JUST before Rafael Correa became president, he said that Ecuadorian emigration was “a national tragedy”. Over the past 20 years, some 4 million of 13.5 million Ecuadorians have left. With good reason: almost half the population lives in poverty. The standard of living was severely reduced when the US dollar became the legal tender in 2000. The resulting increase in local production costs had a devastating effect on agriculture and industry.

It is hardly surprising that emigration is so high. It began during the 1980s, when President León Febres Cordero introduced the neoliberal model. Until 2002, 80% of migrants came from indigenous groups or were farmers; after 2003 professionals, engineers, teachers and doctors began to go, mostly to Europe, while they could afford to do so. The poor must go into debt to navigate the rapids of emigration. People traffickers — “coyotes” — charged $4,000 to organise the journey from Ecuador to the United States in 2000, $8,000 in 2003 and $10,000-$12,500 today.

Changes in US immigration policies and border security increased costs over the past year, and so there are new illegal financiers: chulqueros, who lend money at 30% or even 40% interest.

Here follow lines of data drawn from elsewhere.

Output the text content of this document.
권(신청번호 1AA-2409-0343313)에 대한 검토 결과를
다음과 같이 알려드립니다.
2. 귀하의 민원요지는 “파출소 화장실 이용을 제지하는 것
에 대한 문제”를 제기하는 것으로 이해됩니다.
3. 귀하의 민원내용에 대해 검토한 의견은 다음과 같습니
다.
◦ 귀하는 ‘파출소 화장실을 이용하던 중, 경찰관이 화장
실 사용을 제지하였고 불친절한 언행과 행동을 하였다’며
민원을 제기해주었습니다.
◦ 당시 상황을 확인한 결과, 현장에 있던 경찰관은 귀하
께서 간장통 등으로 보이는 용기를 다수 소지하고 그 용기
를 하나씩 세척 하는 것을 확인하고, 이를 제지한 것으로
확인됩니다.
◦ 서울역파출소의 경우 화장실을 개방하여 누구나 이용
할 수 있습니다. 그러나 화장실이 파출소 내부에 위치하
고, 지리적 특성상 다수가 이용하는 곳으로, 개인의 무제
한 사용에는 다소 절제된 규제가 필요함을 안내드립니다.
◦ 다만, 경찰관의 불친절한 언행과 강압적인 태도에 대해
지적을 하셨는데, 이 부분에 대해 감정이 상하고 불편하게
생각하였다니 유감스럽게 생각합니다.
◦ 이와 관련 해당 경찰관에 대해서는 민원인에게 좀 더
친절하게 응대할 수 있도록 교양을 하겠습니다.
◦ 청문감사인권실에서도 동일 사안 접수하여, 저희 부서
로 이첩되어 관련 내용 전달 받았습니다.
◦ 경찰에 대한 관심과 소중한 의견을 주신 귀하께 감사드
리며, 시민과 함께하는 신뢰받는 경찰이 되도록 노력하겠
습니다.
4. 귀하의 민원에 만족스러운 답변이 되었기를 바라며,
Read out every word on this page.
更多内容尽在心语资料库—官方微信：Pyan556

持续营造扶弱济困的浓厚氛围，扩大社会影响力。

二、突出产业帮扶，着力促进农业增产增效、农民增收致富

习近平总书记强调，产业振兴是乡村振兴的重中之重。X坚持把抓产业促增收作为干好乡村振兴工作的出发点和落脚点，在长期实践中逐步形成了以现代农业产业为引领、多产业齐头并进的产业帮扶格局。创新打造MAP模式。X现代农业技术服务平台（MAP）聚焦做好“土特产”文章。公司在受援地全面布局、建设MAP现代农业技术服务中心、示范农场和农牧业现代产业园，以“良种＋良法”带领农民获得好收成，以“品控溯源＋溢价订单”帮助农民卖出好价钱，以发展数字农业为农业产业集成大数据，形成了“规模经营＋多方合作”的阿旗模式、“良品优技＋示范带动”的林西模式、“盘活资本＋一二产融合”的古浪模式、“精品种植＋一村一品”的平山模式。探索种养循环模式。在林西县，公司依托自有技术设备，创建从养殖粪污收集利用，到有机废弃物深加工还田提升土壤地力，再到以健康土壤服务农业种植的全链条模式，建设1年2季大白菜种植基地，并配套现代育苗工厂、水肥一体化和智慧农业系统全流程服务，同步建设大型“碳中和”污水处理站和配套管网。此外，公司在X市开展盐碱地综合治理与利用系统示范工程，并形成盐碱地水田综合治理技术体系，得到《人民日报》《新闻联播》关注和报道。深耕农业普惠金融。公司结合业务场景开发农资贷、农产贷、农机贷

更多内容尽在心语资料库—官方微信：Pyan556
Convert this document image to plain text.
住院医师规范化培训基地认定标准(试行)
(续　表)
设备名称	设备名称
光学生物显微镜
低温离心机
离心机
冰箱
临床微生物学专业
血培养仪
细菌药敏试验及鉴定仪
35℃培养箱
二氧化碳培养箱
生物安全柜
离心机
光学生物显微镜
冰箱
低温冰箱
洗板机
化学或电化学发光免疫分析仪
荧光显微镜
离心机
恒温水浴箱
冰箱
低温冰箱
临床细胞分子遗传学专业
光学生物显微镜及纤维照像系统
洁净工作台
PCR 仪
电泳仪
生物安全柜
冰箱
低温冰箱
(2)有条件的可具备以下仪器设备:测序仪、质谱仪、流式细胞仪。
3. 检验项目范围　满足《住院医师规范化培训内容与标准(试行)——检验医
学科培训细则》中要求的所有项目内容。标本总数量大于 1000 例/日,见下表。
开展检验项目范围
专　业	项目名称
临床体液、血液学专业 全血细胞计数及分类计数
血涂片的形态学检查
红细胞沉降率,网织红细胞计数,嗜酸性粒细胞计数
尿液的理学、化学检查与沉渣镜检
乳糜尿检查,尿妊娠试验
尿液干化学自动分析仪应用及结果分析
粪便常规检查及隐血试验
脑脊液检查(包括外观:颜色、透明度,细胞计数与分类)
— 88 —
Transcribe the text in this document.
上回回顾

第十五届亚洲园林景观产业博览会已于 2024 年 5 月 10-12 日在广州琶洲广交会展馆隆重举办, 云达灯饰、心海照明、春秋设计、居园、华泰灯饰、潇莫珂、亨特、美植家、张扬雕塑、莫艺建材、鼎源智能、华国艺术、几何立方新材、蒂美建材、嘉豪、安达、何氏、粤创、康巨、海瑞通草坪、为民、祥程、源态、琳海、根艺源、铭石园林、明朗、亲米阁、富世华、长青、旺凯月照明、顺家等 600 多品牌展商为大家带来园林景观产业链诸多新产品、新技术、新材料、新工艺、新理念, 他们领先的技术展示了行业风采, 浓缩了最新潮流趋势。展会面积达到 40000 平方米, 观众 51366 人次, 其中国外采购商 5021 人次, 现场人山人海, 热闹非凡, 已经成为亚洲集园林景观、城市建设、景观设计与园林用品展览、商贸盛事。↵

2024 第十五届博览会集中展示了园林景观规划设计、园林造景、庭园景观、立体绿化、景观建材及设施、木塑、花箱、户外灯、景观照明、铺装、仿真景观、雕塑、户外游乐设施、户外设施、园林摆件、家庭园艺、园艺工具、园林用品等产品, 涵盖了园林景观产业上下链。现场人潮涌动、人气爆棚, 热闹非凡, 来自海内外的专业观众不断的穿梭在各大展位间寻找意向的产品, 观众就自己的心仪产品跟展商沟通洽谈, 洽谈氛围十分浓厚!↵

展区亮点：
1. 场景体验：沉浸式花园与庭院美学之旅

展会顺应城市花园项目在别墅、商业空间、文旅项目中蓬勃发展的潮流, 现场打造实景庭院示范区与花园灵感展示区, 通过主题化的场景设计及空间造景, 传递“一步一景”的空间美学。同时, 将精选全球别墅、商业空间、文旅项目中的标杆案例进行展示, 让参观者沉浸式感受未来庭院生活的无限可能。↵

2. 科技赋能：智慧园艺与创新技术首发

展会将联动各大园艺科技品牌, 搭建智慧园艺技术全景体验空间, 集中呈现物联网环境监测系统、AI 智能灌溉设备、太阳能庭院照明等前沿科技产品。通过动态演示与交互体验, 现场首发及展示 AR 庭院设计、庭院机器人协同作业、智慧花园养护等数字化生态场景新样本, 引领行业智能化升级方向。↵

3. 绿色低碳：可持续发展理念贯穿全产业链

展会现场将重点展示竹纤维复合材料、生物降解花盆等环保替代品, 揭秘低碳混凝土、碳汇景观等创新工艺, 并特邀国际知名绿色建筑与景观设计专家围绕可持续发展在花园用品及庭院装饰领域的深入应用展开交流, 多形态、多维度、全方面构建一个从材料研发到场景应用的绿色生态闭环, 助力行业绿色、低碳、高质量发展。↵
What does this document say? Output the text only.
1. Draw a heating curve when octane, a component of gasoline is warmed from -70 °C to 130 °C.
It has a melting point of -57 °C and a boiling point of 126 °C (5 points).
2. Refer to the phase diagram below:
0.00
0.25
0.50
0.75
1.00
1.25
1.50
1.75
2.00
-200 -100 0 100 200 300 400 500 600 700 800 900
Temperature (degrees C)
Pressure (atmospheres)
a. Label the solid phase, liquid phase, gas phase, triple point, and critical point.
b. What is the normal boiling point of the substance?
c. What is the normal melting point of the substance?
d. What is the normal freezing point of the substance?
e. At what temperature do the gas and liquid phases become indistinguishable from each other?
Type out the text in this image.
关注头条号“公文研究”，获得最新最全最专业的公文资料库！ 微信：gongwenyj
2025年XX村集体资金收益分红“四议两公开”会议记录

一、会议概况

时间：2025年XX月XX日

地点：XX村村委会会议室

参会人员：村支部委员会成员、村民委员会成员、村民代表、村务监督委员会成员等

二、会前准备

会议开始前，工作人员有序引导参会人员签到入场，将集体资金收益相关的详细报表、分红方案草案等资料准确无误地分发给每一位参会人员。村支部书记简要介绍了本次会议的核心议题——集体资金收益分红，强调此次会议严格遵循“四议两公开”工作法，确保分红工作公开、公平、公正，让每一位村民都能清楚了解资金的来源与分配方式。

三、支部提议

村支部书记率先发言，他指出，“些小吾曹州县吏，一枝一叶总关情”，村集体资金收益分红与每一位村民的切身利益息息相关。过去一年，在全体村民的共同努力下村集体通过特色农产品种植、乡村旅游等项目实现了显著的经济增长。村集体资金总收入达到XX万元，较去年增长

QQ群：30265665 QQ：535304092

Coyotes transport aspirants to the US way of life by sea to the jungles of Central America; then they cross secretly into Mexico and, if their luck holds, to the US.

The journey to Europe is safer and cheaper, requiring only false papers.Some 800,000 Ecuadorians now live in Spain, 64% aged between 15 and 40. Many work 15-hour days harvesting fruit and vegetables. They must survive on poverty wages, send money back to their families, and repay chulqueros. Tragedy is never far away. Freddy Cabrera, a teacher in alternative education at Riobamba, in central Ecuador, said: “When you take out the loan, you have to hand over the deeds to your house or land. If you don’t pay, they’ll start confiscating. It’s even worse if you die. Your family will be on the street.”

Money from abroad is remitted to 24% of Ecuador’s population, $1.7bn every year. Cabrera said: “Those who manage to get out leave children who have no sense of the value of things. They spend their remesas on clothes, electronic gizmos and knick-knacks.” Where will high consumption without productive development lead?